Les lignes n'ont pas beaucoup bougé sur le plan thérapeutique. La benzathine pénicilline G (Extencilline) en traitement minute reste la référence. Elle est recommandée par toutes les Sociétés savantes car efficace à 95-97 %. En revanche, ce qui a bouleversé la prise en charge des patients, ce sont les pénuries de cette molécule enregistrées en 2013 et 2017. Si la situation semble s'être apaisée, la crainte d'une nouvelle tension d'approvisionnement qui pourrait menacer à nouveau les patients est palpable chez le Pr Dupin. Car il n'existe aujourd'hui aucune alternative thérapeutique équivalente à la benzathine pénicilline G.
N. gonorrhoeae
Le paysage de l'infection à gonocoques s'est transformé au cours de la dernière décennie. L'incidence estimée à 39 pour 100 000 personnes en France en 2015 (78 pour 100 000 en Ile-de-France) a triplé en 2018. Une recrudescence liée à un retour des comportements à risque. « Les hommes ayant des rapports sexuels avec des hommes (HSH) ne se protègent plus des IST bactériennes depuis l'arrivée de la PrEP », souligne le Pr Béatrice Berçot (AP-HP St Louis. CNR des IST bactériennes. Responsable de l’expertise gonococcie). « Et le gonocoque ne fait pas peur. Cette recrudescence est aussi la résultante d'une meilleure estimation du réservoir », ajoute-t-elle grâce au diagnostic par la PCR et à un certain nombre d'essais (Ipergay, Remind, etc.).
L'évolution rapide de la résistance aux antibiotiques du gonocoque a été largement documentée. Le germe a, par des mécanismes moléculaires intrinsèques, une capacité de mutation très rapide. À cela s'ajoutent des souches résistantes importées d'Asie qui amplifient ce phénomène.

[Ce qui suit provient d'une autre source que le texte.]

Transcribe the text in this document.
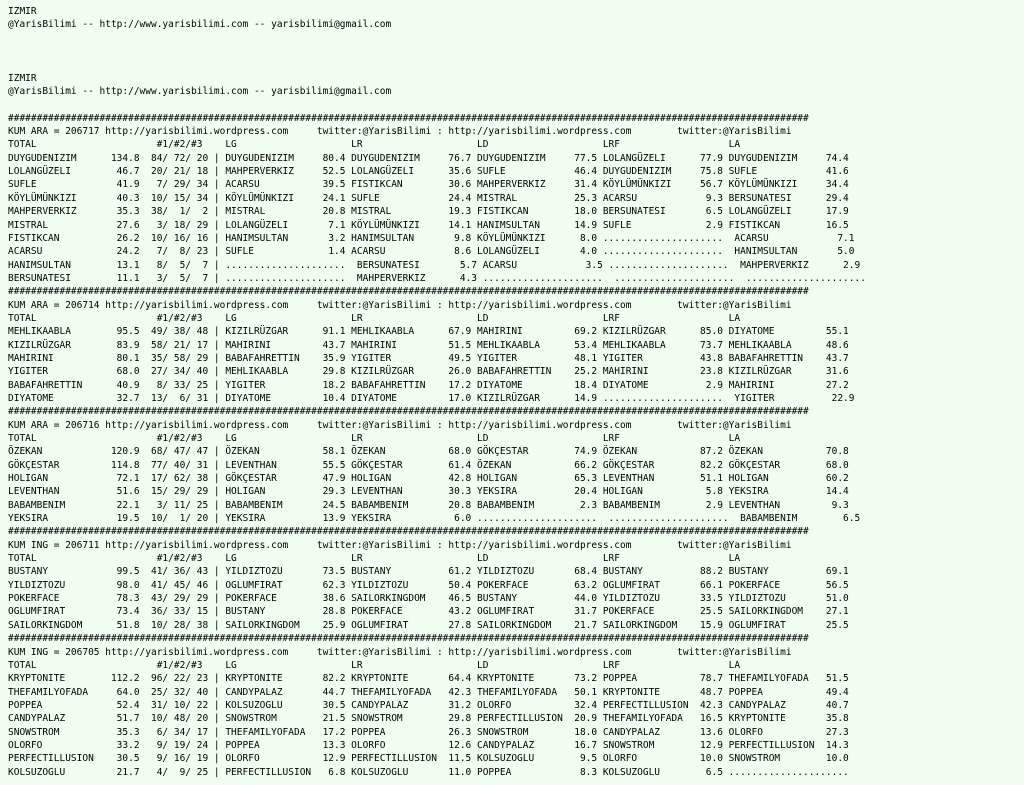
IZMIR
@YarisBilimi -- http://www.yarisbilimi.com -- yarisbilimi@gmail.com

IZMIR
@YarisBilimi -- http://www.yarisbilimi.com -- yarisbilimi@gmail.com

############################################################################################################################################
KUM ARA = 206717 http://yarisbilimi.wordpress.com     twitter:@YarisBilimi : http://yarisbilimi.wordpress.com        twitter:@YarisBilimi
TOTAL                     #1/#2/#3    LG                    LR                    LD                    LRF                   LA
DUYGUDENIZIM      134.8  84/ 72/ 20 | DUYGUDENIZIM     80.4 DUYGUDENIZIM     76.7 DUYGUDENIZIM     77.5 LOLANGÜZELI      77.9 DUYGUDENIZIM     74.4
LOLANGÜZELI        46.7  20/ 21/ 18 | MAHPERVERKIZ     52.5 LOLANGÜZELI      35.6 SUFLE            46.4 DUYGUDENIZIM     75.8 SUFLE            41.6
SUFLE              41.9   7/ 29/ 34 | ACARSU           39.5 FISTIKCAN        30.6 MAHPERVERKIZ     31.4 KÖYLÜMÜNKIZI     56.7 KÖYLÜMÜNKIZI     34.4
KÖYLÜMÜNKIZI       40.3  10/ 15/ 34 | KÖYLÜMÜNKIZI     24.1 SUFLE            24.4 MISTRAL          25.3 ACARSU            9.3 BERSUNATESI      29.4
MAHPERVERKIZ       35.3  38/  1/  2 | MISTRAL          20.8 MISTRAL          19.3 FISTIKCAN        18.0 BERSUNATESI       6.5 LOLANGÜZELI      17.9
MISTRAL            27.6   3/ 18/ 29 | LOLANGÜZELI       7.1 KÖYLÜMÜNKIZI     14.1 HANIMSULTAN      14.9 SUFLE             2.9 FISTIKCAN        16.5
FISTIKCAN          26.2  10/ 16/ 16 | HANIMSULTAN       3.2 HANIMSULTAN       9.8 KÖYLÜMÜNKIZI      8.0 .....................  ACARSU            7.1
ACARSU             24.2   7/  8/ 23 | SUFLE             1.4 ACARSU            8.6 LOLANGÜZELI       4.0 .....................  HANIMSULTAN       5.0
HANIMSULTAN        13.1   8/  5/  7 | .....................  BERSUNATESI       5.7 ACARSU            3.5 .....................  MAHPERVERKIZ      2.9
BERSUNATESI        11.1   3/  5/  7 | .....................  MAHPERVERKIZ      4.3 .....................  .....................  .....................
############################################################################################################################################
KUM ARA = 206714 http://yarisbilimi.wordpress.com     twitter:@YarisBilimi : http://yarisbilimi.wordpress.com        twitter:@YarisBilimi
TOTAL                     #1/#2/#3    LG                    LR                    LD                    LRF                   LA
MEHLIKAABLA        95.5  49/ 38/ 48 | KIZILRÜZGAR      91.1 MEHLIKAABLA      67.9 MAHIRINI         69.2 KIZILRÜZGAR      85.0 DIYATOME         55.1
KIZILRÜZGAR        83.9  58/ 21/ 17 | MAHIRINI         43.7 MAHIRINI         51.5 MEHLIKAABLA      53.4 MEHLIKAABLA      73.7 MEHLIKAABLA      48.6
MAHIRINI           80.1  35/ 58/ 29 | BABAFAHRETTIN    35.9 YIGITER          49.5 YIGITER          48.1 YIGITER          43.8 BABAFAHRETTIN    43.7
YIGITER            68.0  27/ 34/ 40 | MEHLIKAABLA      29.8 KIZILRÜZGAR      26.0 BABAFAHRETTIN    25.2 MAHIRINI         23.8 KIZILRÜZGAR      31.6
BABAFAHRETTIN      40.9   8/ 33/ 25 | YIGITER          18.2 BABAFAHRETTIN    17.2 DIYATOME         18.4 DIYATOME          2.9 MAHIRINI         27.2
DIYATOME           32.7  13/  6/ 31 | DIYATOME         10.4 DIYATOME         17.0 KIZILRÜZGAR      14.9 .....................  YIGITER          22.9
############################################################################################################################################
KUM ARA = 206716 http://yarisbilimi.wordpress.com     twitter:@YarisBilimi : http://yarisbilimi.wordpress.com        twitter:@YarisBilimi
TOTAL                     #1/#2/#3    LG                    LR                    LD                    LRF                   LA
ÖZEKAN            120.9  68/ 47/ 47 | ÖZEKAN           58.1 ÖZEKAN           68.0 GÖKÇESTAR        74.9 ÖZEKAN           87.2 ÖZEKAN           70.8
GÖKÇESTAR         114.8  77/ 40/ 31 | LEVENTHAN        55.5 GÖKÇESTAR        61.4 ÖZEKAN           66.2 GÖKÇESTAR        82.2 GÖKÇESTAR        68.0
HOLIGAN            72.1  17/ 62/ 38 | GÖKÇESTAR        47.9 HOLIGAN          42.8 HOLIGAN          65.3 LEVENTHAN        51.1 HOLIGAN          60.2
LEVENTHAN          51.6  15/ 29/ 29 | HOLIGAN          29.3 LEVENTHAN        30.3 YEKSIRA          20.4 HOLIGAN           5.8 YEKSIRA          14.4
BABAMBENIM         22.1   3/ 11/ 25 | BABAMBENIM       24.5 BABAMBENIM       20.8 BABAMBENIM        2.3 BABAMBENIM        2.9 LEVENTHAN         9.3
YEKSIRA            19.5  10/  1/ 20 | YEKSIRA          13.9 YEKSIRA           6.0 .....................  .....................  BABAMBENIM        6.5
############################################################################################################################################
KUM ING = 206711 http://yarisbilimi.wordpress.com     twitter:@YarisBilimi : http://yarisbilimi.wordpress.com        twitter:@YarisBilimi
TOTAL                     #1/#2/#3    LG                    LR                    LD                    LRF                   LA
BUSTANY            99.5  41/ 36/ 43 | YILDIZTOZU       73.5 BUSTANY          61.2 YILDIZTOZU       68.4 BUSTANY          88.2 BUSTANY          69.1
YILDIZTOZU         98.0  41/ 45/ 46 | OGLUMFIRAT       62.3 YILDIZTOZU       50.4 POKERFACE        63.2 OGLUMFIRAT       66.1 POKERFACE        56.5
POKERFACE          78.3  43/ 29/ 29 | POKERFACE        38.6 SAILORKINGDOM    46.5 BUSTANY          44.0 YILDIZTOZU       33.5 YILDIZTOZU       51.0
OGLUMFIRAT         73.4  36/ 33/ 15 | BUSTANY          28.8 POKERFACE        43.2 OGLUMFIRAT       31.7 POKERFACE        25.5 SAILORKINGDOM    27.1
SAILORKINGDOM      51.8  10/ 28/ 38 | SAILORKINGDOM    25.9 OGLUMFIRAT       27.8 SAILORKINGDOM    21.7 SAILORKINGDOM    15.9 OGLUMFIRAT       25.5
############################################################################################################################################
KUM ING = 206705 http://yarisbilimi.wordpress.com     twitter:@YarisBilimi : http://yarisbilimi.wordpress.com        twitter:@YarisBilimi
TOTAL                     #1/#2/#3    LG                    LR                    LD                    LRF                   LA
KRYPTONITE        112.2  96/ 22/ 23 | KRYPTONITE       82.2 KRYPTONITE       64.4 KRYPTONITE       73.2 POPPEA           78.7 THEFAMILYOFADA   51.5
THEFAMILYOFADA     64.0  25/ 32/ 40 | CANDYPALAZ       44.7 THEFAMILYOFADA   42.3 THEFAMILYOFADA   50.1 KRYPTONITE       48.7 POPPEA           49.4
POPPEA             52.4  31/ 10/ 22 | KOLSUZOGLU       30.5 CANDYPALAZ       31.2 OLORFO           32.4 PERFECTILLUSION  42.3 CANDYPALAZ       40.7
CANDYPALAZ         51.7  10/ 48/ 20 | SNOWSTROM        21.5 SNOWSTROM        29.8 PERFECTILLUSION  20.9 THEFAMILYOFADA   16.5 KRYPTONITE       35.8
SNOWSTROM          35.3   6/ 34/ 17 | THEFAMILYOFADA   17.2 POPPEA           26.3 SNOWSTROM        18.0 CANDYPALAZ       13.6 OLORFO           27.3
OLORFO             33.2   9/ 19/ 24 | POPPEA           13.3 OLORFO           12.6 CANDYPALAZ       16.7 SNOWSTROM        12.9 PERFECTILLUSION  14.3
PERFECTILLUSION    30.5   9/ 16/ 19 | OLORFO           12.9 PERFECTILLUSION  11.5 KOLSUZOGLU        9.5 OLORFO           10.0 SNOWSTROM        10.0
KOLSUZOGLU         21.7   4/  9/ 25 | PERFECTILLUSION   6.8 KOLSUZOGLU       11.0 POPPEA            8.3 KOLSUZOGLU        6.5 .....................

Après l'apparition des résistances à la pénicilline et aux tétracyclines, les premières résistances aux fluoroquinolones ont débuté dans les années 1990. Puis, elles ont concerné les céphalosporines de troisième génération (C3G) avec un pic observé en 2012. Les sociétés savantes européennes ont alors préconisé une bithérapie associant ceftriaxone et azithromycine pour enrayer cette impasse thérapeutique. L'utilisation de l'azithromycine est aujourd'hui remise en question en raison d'une résistance qui s'élève à plus de 5 % en Europe. De nouvelles recommandations thérapeutiques sont attendues et de nouvelles molécules et associations sont à l'étude. Parmi les pistes qui méritent aussi une attention particulière, la vaccination antiméningococcique (Bexsero). Selon une étude australienne, elle pourrait avoir une action sur le gonocoque et diminuerait significativement la prévalence de la gonococcie.
Dans ce contexte thérapeutique, le Pr Berçot insiste sur l'importance du dépistage de ces souches résistantes. De même, toute PCR positive trois semaines après un traitement bien conduit signe soit une récidive soit une résistance. Dans ce dernier cas, elle invite les biologistes à consulter le site du Centre national de référence (https://www.cnr-ist.fr) et à adresser les prélèvements et les souches résistantes à cette institution pour expertise complémentaire et suivi organisé de cette résistance.
Article précédent
Les IST bactériennes en hausse en France
Article suivant
Les promesses de la vaccination anti-HPV 9 valences
Les IST bactériennes en hausse en France
Les comportements à risque mis en cause
Les promesses de la vaccination anti-HPV 9 valences
La PrEP protège du VIH mais ne fait pas régresser l'épidémie
Les CeGIDD, un maillon essentiel de la santé sexuelle
CCAM technique : des trous dans la raquette des revalorisations
Dr Patrick Gasser (Avenir Spé) : « Mon but n’est pas de m’opposer à mes collègues médecins généralistes »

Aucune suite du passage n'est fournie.